The 1970s, I think, was very much a time of revived styles. By the beginning of the decade, Swinging London’s obsession with off-beat Victoriana (Coldstream tunics, fairground typography and black basalt busts) transmogrified into a soft-focus, backlit Edwardiana— even if The Go-Between (1971) is, theoretically, set in 1900 and Laura Ashley set up her loom in 1953.
But hand-in-hand with 70s Edwardiana came the Twenties Revival— ‘Disco Deco’, actually as much to do with the American Depression of the 1930s as the Roaring Twenties. Bonnie and Clyde (1967) is an early example. And then there’s Biba, The Boyfriend (1971), Ralph Lauren’s rumoured designs for The Great Gatsby (1973), Penguin’s paperback covers for F. Scott Fitzgerald, The Sting (1973), Chinatown (1974), The Waltons (1974), Bugsy Malone (1976)— Alan Parker’s first feature film, released in the long, lost, hot summer of 1976— the Chicago Pizza Pie factory and Strikes 1926— a London hamburger joint decorated with sepia murals of the unemployed.

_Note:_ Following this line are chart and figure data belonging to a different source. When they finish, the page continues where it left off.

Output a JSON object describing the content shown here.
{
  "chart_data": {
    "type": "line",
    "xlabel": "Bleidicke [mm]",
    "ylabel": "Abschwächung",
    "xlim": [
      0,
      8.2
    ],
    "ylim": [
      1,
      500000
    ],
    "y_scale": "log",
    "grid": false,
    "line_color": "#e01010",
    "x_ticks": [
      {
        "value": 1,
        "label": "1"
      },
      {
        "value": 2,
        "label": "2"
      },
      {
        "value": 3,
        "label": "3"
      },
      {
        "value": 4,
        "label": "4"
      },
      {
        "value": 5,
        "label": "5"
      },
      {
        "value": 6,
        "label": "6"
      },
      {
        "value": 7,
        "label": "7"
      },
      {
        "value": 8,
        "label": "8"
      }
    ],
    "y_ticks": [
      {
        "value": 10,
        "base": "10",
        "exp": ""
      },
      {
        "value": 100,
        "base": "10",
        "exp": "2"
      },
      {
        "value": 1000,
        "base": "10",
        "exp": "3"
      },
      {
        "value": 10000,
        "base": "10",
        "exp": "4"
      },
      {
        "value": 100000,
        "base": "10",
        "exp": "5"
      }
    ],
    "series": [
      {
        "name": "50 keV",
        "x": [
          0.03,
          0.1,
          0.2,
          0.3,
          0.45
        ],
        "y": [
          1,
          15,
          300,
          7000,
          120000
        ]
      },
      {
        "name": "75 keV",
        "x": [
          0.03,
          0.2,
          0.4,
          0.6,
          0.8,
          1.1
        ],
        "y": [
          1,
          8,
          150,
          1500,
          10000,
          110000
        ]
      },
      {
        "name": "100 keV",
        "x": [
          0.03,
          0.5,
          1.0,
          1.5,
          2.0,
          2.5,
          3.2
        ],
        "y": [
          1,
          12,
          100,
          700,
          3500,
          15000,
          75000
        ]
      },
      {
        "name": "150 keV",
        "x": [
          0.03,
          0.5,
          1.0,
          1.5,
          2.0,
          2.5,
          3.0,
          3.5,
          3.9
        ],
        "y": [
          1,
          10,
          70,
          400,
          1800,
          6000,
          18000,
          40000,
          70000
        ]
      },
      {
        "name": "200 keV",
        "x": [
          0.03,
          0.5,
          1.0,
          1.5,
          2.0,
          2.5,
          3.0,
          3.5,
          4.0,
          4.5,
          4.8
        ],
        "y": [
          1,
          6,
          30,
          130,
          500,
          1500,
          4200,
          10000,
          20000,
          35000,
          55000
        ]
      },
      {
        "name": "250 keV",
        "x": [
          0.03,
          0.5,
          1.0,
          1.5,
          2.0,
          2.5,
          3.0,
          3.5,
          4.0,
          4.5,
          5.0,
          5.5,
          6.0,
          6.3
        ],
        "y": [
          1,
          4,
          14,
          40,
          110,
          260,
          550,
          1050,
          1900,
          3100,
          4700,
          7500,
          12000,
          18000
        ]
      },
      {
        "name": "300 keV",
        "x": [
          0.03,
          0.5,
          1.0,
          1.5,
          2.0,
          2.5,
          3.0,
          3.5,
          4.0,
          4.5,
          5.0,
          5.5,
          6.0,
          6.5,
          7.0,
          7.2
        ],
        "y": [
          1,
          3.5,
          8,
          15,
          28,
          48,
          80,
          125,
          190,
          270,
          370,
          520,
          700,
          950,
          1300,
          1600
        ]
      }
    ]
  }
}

In the search for 'Disco Deco', I re-discovered the 70s wine bar look: exposed brickwork, bare floorboards, Thonet bentwood chairs, tea-dance palms, cast-iron twisty staircases painted white, and imagined soda fountains at the zinc-topped bar. And talking of soda fountains, 1970s SodaStream based its package design on the Prohibition-era ice-cream parlour, with dinky little bottles of pop in pressed glass, Deco graphics and a button you could press, actually not unlike Gatsby's "machine in the kitchen which could extract the juice of two hundred oranges in half an hour, if a little button was pressed two hundred times by a butler's thumb."
Which takes us to Bugsy Malone (1976)— as director Alan Parker himself described, "the work of a madman." It's truly bonkers. A British-made American gangster pastiche. Like The Untouchables, with Al Capone and Bugs Moran. Albeit a pastiche with children pretending to be grown-ups. For my ten-year-old self, this was the best thing in my life since Battle Comic. I mean, real pedal car Rolls-Royces! And real, working Splurge Machine Guns, which fired custard. I made my own Splurge Gun out of a cardboard box and a loo roll, filled it with soapy, foamy water (nicked from the kitchen cupboard) and sprayed my little sister, missing her by inches, leaving a huge wet, white splodge on the brick wall behind the garage. I hope it's still there.